For once, he said what he was really thinking: “You want to know the truth? The truth is that I want you back.”
Nadine’s brow scrunched and she shook her head. “First you don’t say anything…and then we don’t talk for weeks, and now you want to get back together? Are you serious?”
“Yes! It’s the only thing that makes sense. We have to get back together.”
“Anders…I don’t…I can’t. I just can’t.”
“Nadine! Wait!”
She turned and ran to the school building, pushing through a doorway to the cafeteria.
Anders held the mirror at arm’s length. He felt numb and slightly nauseated. Another heart disappeared. Though he couldn’t find the dragon in the crystal, Anders knew that the beast had stolen Nadine from him again.
6
UNBREAKABLE MIRROR, BREAKABLE HEART
Anders thundered down the basement steps and fell to his knees in front of the Super Nintendo. The Magick Mirror cartridge was inserted in the console exactly as he’d left it.
He turned on the TV and pushed the purple power switch forward.
Nothing happened.
Anders removed the cartridge and blew the dust out of it, clearing the circuitry of debris. He shoved the cartridge back into the console and shifted the power button forward.
A brief flash brightened the television screen, and then nothing.
Clenching his jaw, he rummaged for the mirror in his pack and set it on the floor. The surface flashed red mist-letters at him when he tried to turn the console on a third time. NOT ALLOWED.

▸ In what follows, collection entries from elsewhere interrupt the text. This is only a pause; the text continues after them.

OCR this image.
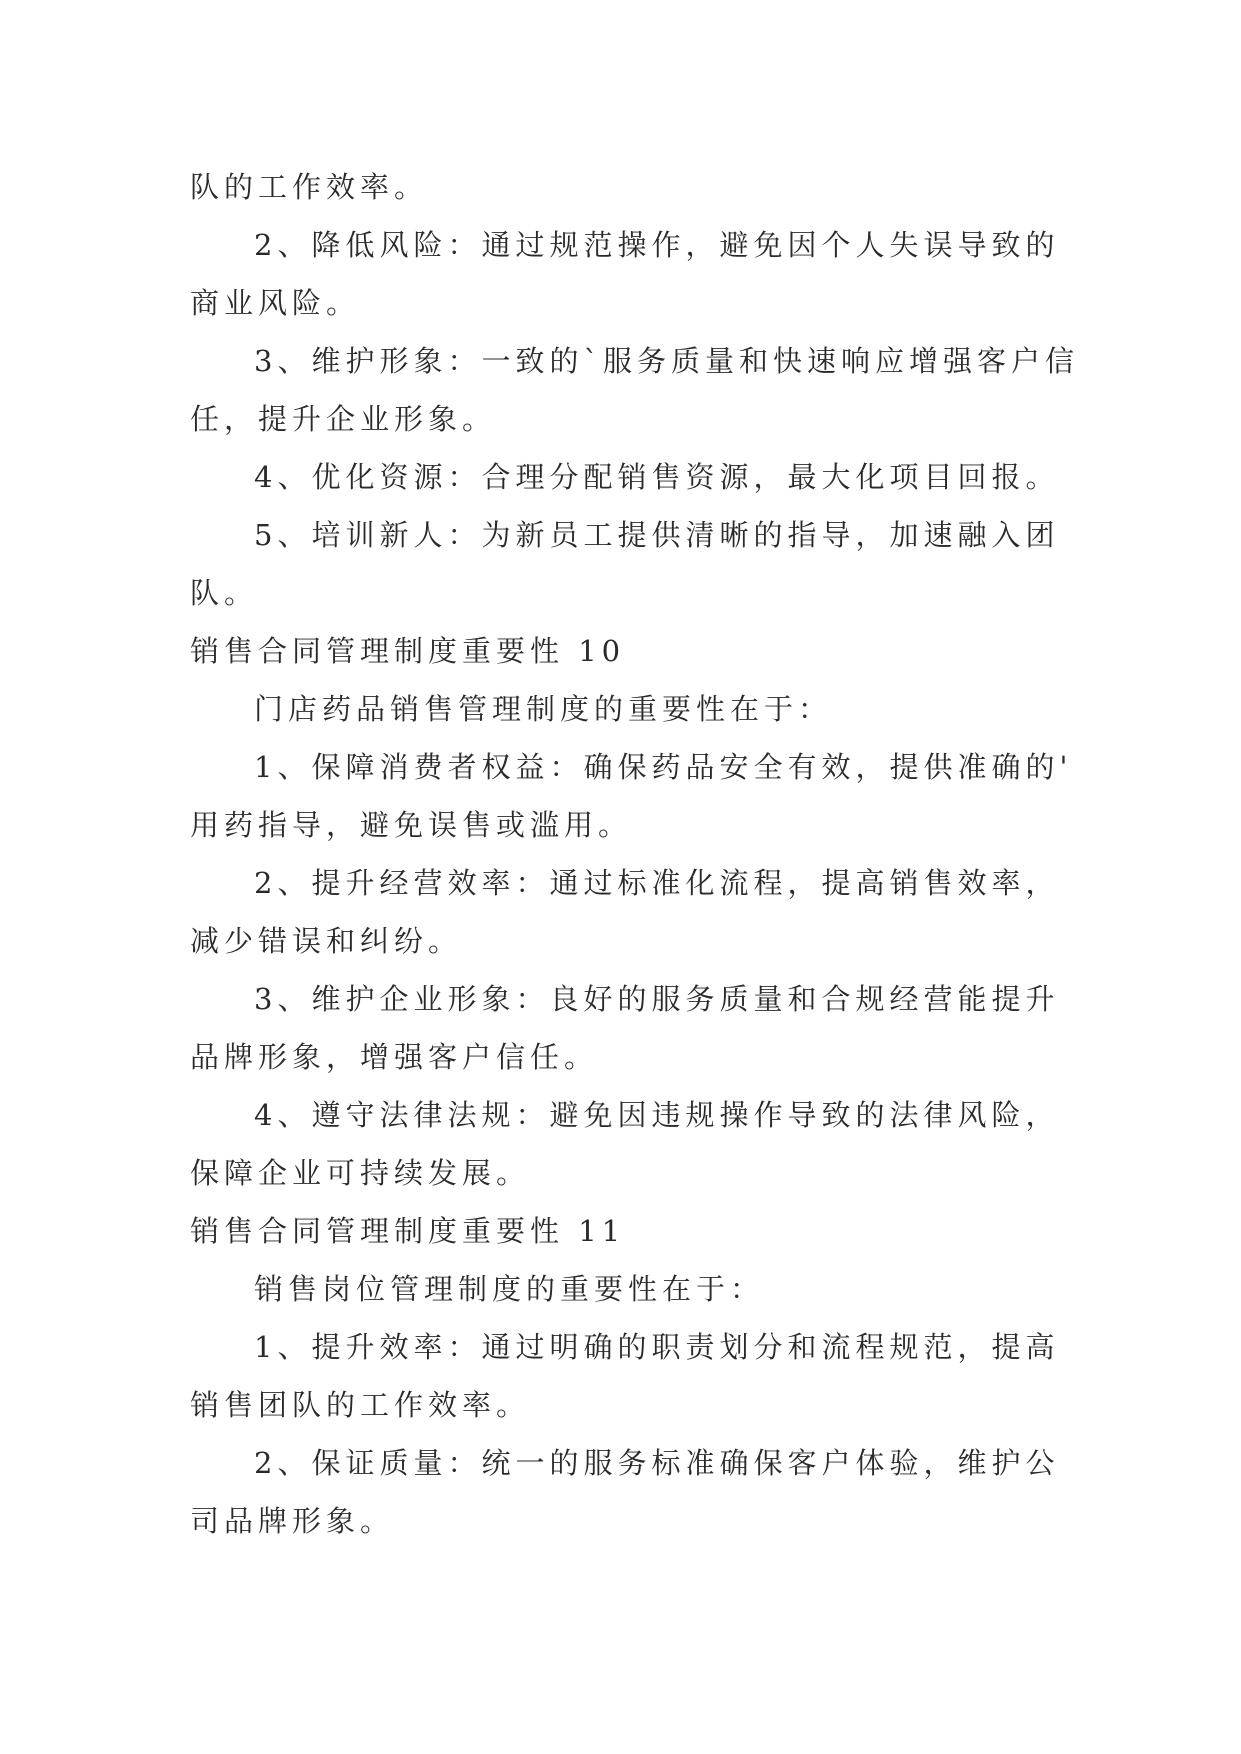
队的工作效率。
2、降低风险：通过规范操作，避免因个人失误导致的
商业风险。
3、维护形象：一致的`服务质量和快速响应增强客户信
任，提升企业形象。
4、优化资源：合理分配销售资源，最大化项目回报。
5、培训新人：为新员工提供清晰的指导，加速融入团
队。
销售合同管理制度重要性 10
门店药品销售管理制度的重要性在于：
1、保障消费者权益：确保药品安全有效，提供准确的'
用药指导，避免误售或滥用。
2、提升经营效率：通过标准化流程，提高销售效率，
减少错误和纠纷。
3、维护企业形象：良好的服务质量和合规经营能提升
品牌形象，增强客户信任。
4、遵守法律法规：避免因违规操作导致的法律风险，
保障企业可持续发展。
销售合同管理制度重要性 11
销售岗位管理制度的重要性在于：
1、提升效率：通过明确的职责划分和流程规范，提高
销售团队的工作效率。
2、保证质量：统一的服务标准确保客户体验，维护公
司品牌形象。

He pumped the reset button instead. NICE TRY, the mirror read.
“Aw, c’mon,
are you kidding me?” He cursed, tore the rare cartridge from the console, and threw it against the brick wall. It bounced to the thin carpet.
Anders smashed the cartridge into the floor with the crystal mirror. Pieces of plastic and circuit board hopped and scattered with each blow. When the cartridge had been pulped sufficiently to make smashing it no longer satisfying, Anders lifted the console over his head—the Super Nintendo Entertainment System which had gifted him with his earliest remembered sense of wonder and thousands of hours of entertainment—and hurled it against the wall over and over and over, chest heaving, eyes flooding with tears of rage.
When the console had been annihilated, Anders lifted the crystal mirror with a grim expression and pitched that, too, against the brick wall. It bounced off without a dent.
Breathing heavily, he brought the crystal upstairs to the garage. He dropped it in the middle of the smooth cement floor and retrieved his father’s sledgehammer.
He squared his legs like his father had taught him, pulled the hammer back over his head, and brought it down with all his might. The hammer clanged like a great bell. His hands tingled with the aftershock that traveled down the handle.
As if to mock him, the surface of the crystal mirror wobbled with the impact, but remained unblemished.
He pulled the hammer up, gritted his teeth, and brought it down again. And again. And again. His hands shook from the exertion. Eventually, his shoulder muscles reached their limit. The sledgehammer slipped to the floor, and Anders collapsed onto the cold cement. He covered his head with his arms and lay there, completely still except for his labored breathing.
Normally, he treasured this gap of time between school and when his parents got home from work. Without a reset button for his life, and no way to beat the insane game he had been tricked into, his freedom felt like a sham. He was stuck in this blasted game, and not even a sledgehammer could bust him out.
Anders wiped the sweat from his brow. One thing was certain: there was no reset button. No going back. He had to see the game through to its end. Even if he lost.